Many new concepts in lighting control ARE being used by designers and electricians, while other new designs are still relatively unknown. New switches have been developed that can provide control of individual luminaires or lighting circuits while interfacing with microprocessors that will provide both timing, dimming and mood setting of luminaires in multiple locations. Knowing how to install these sophisticated control circuits in accordance with the National Electrical Code is crucial for both proper operation and the safety of the installation.

Old dimming switches were switches that operated as rheostats and used adjustable resistors to drop the voltage to the incandescent fixture, thus dimming the lights. These old dimmers were either single pole or three-way switches and required physical adjustment of the switch to cause the dimming action. The rheostat dimmer switches were often very bulky and operated at high temperatures, requiring heat sinks to be designed into the dimmer switch housing. The heat sinks for the switches were designed as cooling fins and located on either side of the dimmer. When installing the switch, these heat sinks could be snapped off if more than one dimmer switch was to be installed at a box. Each part of the fin that was removed would decrease the total wattage rating of the switch. The old technology dimmer was not interactive with any other dimmer and only controlled the lights connected to that dimmer.

New and innovative designs for dimming modules, dimming panels and interconnected dimmer switches now permit dimming entire banks of switches in a set pattern or a random pattern, at the discretion of the user, to provide specialty control of luminaires (lighting fixtures). Most new dimmer switches are solid-state devices that are not as bulky as the old rheostat dimmers, operate cooler (but still may have heat sinks designed into the switch), and can be interlinked electronically to provide “smart switching.”

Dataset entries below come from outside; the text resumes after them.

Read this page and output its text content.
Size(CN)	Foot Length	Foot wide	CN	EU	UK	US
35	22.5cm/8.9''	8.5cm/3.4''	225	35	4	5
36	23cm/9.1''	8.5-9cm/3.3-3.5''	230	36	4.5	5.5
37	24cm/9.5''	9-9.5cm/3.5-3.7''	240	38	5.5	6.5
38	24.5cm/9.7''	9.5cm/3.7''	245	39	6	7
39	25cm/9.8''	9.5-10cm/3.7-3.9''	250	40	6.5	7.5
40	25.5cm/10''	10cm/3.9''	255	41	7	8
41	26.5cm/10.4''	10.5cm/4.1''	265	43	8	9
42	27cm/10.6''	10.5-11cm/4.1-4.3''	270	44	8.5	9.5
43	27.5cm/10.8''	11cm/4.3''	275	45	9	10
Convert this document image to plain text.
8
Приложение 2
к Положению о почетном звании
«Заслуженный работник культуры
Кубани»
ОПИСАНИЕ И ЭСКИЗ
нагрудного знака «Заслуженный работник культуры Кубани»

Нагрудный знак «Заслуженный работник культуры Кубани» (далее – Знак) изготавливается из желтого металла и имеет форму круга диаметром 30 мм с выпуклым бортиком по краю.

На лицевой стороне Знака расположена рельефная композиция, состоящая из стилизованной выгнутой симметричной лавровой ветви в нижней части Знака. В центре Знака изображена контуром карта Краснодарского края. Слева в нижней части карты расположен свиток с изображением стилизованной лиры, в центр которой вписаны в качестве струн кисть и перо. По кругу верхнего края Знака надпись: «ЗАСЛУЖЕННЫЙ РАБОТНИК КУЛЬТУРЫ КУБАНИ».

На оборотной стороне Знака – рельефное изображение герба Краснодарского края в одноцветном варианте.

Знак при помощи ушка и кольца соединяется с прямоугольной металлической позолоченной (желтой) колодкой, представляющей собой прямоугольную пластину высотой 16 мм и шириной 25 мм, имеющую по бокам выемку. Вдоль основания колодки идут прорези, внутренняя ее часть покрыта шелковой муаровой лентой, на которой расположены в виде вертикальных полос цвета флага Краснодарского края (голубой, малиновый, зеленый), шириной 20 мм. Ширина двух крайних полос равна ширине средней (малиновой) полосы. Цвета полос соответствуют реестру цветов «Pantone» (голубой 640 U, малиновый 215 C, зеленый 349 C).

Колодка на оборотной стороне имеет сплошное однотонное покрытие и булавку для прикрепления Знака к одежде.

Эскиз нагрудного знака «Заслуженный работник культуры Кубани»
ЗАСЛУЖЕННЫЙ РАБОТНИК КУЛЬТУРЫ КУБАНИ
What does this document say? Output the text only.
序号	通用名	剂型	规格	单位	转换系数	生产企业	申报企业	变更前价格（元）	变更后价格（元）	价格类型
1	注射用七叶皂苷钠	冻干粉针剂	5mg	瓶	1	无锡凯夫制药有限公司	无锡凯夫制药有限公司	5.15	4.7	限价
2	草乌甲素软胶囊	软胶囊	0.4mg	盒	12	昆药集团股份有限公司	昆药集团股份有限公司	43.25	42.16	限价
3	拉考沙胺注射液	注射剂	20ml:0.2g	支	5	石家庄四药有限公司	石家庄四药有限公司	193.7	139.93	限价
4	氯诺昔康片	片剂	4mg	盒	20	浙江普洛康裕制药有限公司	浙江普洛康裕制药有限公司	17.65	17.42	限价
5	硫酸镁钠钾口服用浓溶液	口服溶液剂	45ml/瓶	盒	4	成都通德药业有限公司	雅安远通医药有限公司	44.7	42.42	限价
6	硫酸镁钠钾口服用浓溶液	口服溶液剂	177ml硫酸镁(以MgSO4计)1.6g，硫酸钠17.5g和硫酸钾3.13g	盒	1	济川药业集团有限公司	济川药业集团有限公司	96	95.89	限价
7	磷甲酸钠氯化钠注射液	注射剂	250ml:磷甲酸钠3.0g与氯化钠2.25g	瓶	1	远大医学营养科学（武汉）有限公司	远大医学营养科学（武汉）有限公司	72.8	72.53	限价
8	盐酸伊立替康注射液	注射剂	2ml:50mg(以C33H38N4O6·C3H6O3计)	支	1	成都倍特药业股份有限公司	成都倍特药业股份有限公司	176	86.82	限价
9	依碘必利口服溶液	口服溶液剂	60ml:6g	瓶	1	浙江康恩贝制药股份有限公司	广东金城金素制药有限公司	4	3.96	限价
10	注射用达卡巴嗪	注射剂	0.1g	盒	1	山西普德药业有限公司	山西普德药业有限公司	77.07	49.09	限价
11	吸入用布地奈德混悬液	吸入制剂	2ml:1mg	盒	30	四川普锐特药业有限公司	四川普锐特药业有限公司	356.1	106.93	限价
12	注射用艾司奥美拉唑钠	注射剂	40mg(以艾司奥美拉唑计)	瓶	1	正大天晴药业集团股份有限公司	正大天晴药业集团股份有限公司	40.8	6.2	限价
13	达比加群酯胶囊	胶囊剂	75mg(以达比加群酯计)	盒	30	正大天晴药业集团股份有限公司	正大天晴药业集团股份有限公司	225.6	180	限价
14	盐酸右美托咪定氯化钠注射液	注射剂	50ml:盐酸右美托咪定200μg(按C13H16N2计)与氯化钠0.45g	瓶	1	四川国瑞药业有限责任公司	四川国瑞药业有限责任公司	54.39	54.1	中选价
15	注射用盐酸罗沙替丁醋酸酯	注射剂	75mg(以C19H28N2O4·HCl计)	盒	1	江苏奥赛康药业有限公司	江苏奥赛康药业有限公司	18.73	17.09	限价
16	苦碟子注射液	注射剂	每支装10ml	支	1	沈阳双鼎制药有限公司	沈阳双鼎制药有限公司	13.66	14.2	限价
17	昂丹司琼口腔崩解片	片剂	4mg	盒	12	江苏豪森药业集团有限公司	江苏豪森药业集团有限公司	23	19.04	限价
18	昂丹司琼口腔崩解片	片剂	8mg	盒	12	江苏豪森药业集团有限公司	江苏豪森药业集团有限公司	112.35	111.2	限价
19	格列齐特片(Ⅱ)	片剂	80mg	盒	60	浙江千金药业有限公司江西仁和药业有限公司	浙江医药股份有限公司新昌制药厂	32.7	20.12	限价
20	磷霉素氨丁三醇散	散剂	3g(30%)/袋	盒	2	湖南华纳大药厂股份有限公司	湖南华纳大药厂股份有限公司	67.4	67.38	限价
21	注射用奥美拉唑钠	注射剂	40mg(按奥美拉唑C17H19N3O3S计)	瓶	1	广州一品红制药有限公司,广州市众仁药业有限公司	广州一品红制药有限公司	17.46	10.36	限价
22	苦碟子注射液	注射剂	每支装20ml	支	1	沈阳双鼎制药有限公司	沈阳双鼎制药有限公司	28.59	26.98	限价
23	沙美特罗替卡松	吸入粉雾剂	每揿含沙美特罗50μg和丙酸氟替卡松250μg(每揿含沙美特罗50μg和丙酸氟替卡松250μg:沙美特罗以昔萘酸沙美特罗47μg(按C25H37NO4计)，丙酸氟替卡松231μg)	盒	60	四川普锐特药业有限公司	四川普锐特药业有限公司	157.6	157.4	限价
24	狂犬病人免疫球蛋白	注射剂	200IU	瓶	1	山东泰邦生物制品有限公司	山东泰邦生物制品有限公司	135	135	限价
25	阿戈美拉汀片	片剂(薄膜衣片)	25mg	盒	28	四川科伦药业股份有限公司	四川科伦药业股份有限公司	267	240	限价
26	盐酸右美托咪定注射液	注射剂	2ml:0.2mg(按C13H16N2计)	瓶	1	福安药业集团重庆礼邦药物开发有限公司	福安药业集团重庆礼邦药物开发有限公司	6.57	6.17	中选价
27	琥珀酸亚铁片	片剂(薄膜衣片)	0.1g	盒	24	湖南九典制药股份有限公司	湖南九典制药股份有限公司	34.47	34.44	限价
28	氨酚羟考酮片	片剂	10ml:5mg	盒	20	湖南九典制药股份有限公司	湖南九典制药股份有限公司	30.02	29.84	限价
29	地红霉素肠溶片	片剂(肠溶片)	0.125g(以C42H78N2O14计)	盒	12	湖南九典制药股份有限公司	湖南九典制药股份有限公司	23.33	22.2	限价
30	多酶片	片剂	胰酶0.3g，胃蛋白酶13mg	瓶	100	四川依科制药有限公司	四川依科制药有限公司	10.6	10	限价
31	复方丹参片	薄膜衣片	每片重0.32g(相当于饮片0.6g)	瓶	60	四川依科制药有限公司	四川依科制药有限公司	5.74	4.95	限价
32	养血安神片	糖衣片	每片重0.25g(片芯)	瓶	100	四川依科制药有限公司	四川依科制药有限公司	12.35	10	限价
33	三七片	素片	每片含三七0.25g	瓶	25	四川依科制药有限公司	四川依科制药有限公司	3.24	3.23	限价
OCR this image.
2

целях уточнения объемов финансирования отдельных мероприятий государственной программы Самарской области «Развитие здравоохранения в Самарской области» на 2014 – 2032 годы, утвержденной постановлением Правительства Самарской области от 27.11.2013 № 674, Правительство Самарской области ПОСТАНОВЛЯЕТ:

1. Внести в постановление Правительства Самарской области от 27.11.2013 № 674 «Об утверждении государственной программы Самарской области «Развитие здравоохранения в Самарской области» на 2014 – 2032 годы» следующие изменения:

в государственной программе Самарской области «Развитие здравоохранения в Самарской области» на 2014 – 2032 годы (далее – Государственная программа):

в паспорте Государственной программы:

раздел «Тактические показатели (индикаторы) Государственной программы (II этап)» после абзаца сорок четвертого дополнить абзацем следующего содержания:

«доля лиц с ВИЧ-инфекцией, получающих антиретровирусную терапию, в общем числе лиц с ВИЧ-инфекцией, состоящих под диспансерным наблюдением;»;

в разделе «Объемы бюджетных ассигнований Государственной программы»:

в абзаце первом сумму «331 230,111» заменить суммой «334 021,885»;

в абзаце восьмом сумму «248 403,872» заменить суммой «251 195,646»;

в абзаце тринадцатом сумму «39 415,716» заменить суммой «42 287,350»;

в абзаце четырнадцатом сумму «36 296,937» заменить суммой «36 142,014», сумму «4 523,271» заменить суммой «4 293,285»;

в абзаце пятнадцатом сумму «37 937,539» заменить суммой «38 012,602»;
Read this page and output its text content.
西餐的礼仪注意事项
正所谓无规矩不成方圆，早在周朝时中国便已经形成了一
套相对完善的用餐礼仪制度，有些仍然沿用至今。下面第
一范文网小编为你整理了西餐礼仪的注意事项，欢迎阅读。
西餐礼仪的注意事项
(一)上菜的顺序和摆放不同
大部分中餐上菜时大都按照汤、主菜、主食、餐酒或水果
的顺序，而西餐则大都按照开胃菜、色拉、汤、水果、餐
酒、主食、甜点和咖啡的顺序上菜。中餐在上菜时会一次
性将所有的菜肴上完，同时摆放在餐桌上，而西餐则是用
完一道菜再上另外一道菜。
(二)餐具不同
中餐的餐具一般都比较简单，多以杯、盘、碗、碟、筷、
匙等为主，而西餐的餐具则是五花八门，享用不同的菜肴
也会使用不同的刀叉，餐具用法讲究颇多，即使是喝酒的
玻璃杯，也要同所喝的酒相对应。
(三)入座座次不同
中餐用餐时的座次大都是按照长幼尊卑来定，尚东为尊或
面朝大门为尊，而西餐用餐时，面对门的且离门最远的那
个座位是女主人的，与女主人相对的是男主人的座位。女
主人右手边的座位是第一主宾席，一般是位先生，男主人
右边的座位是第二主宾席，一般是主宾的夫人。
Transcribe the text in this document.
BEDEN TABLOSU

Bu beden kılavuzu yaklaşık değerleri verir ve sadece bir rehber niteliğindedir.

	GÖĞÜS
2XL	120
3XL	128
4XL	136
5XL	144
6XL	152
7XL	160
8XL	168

Special individual single pole, three-way, and four-way switches can now be connected to a solid state microprocessor-controlled dimmer bank. The microprocessor can be used with the factory default setting for strictly the “on” and “off” switch function for the circuit. The user or operator of the system also can reprogram the default setting of the microprocessor by changing the software setting to provide dimmer functions as well. The lighting fixtures can then be dimmed or brightened by pressing and releasing the switches. Pressing the switch and holding it down will either increase or decrease the lighting level to highest or lowest level, depending upon the load level curve at which the circuit was operating at the point of activation of the switch.

The system can also be programmed to control a number of circuits from various switch locations. Some manufacturers have used a low-voltage Class 2 control circuit to connect the various switches to the microprocessor. Since the Class 2 circuit connects directly to the switch and the switch is also connected to a 120V circuit, mixing the Class 2 circuit in the same enclosure with the power circuit is normally a violation of the NEC.

However, Section 725.55(D)(1) provides permission to have Class 2 and Class 3 circuit conductors in the same compartments, enclosures, device boxes, outlet boxes or similar fittings with electric light and power circuit conductors where the light or power circuit conductors are routed to maintain a minimum of a 1/4-inch separation from the Class 2 and 3 circuit conductors. Maintaining this 1/4-inch separation in a switch (device) box is extremely difficult, if not impossible.

Section 725.55(D)(2) does provide an alternative that is more feasible. Where the power or lighting circuit entering the device box or the microprocessor enclosure operates at 150V or less to ground and the Class 2 or 3 circuits are installed using Type CL-3, CL-3R, CL-3P, or permitted substitute cables, the power or lighting conductors can occupy the same device box or enclosure without maintaining the 1/4-inch separation. The Class 3 cable jacket must be intact from the connection at the switch to the point where this cable exits the box or enclosure or the 1/4-inch separation must be maintained where the jacket has been stripped. Some manufacturers have RJ-45 male plugs on the Class 3 cable and a matching female jack (connection point) on the switch. This permits the cable jacket to be maintained throughout the installation, thus permitting the lighting and power circuit conductors to mix freely with the Class 3 cables.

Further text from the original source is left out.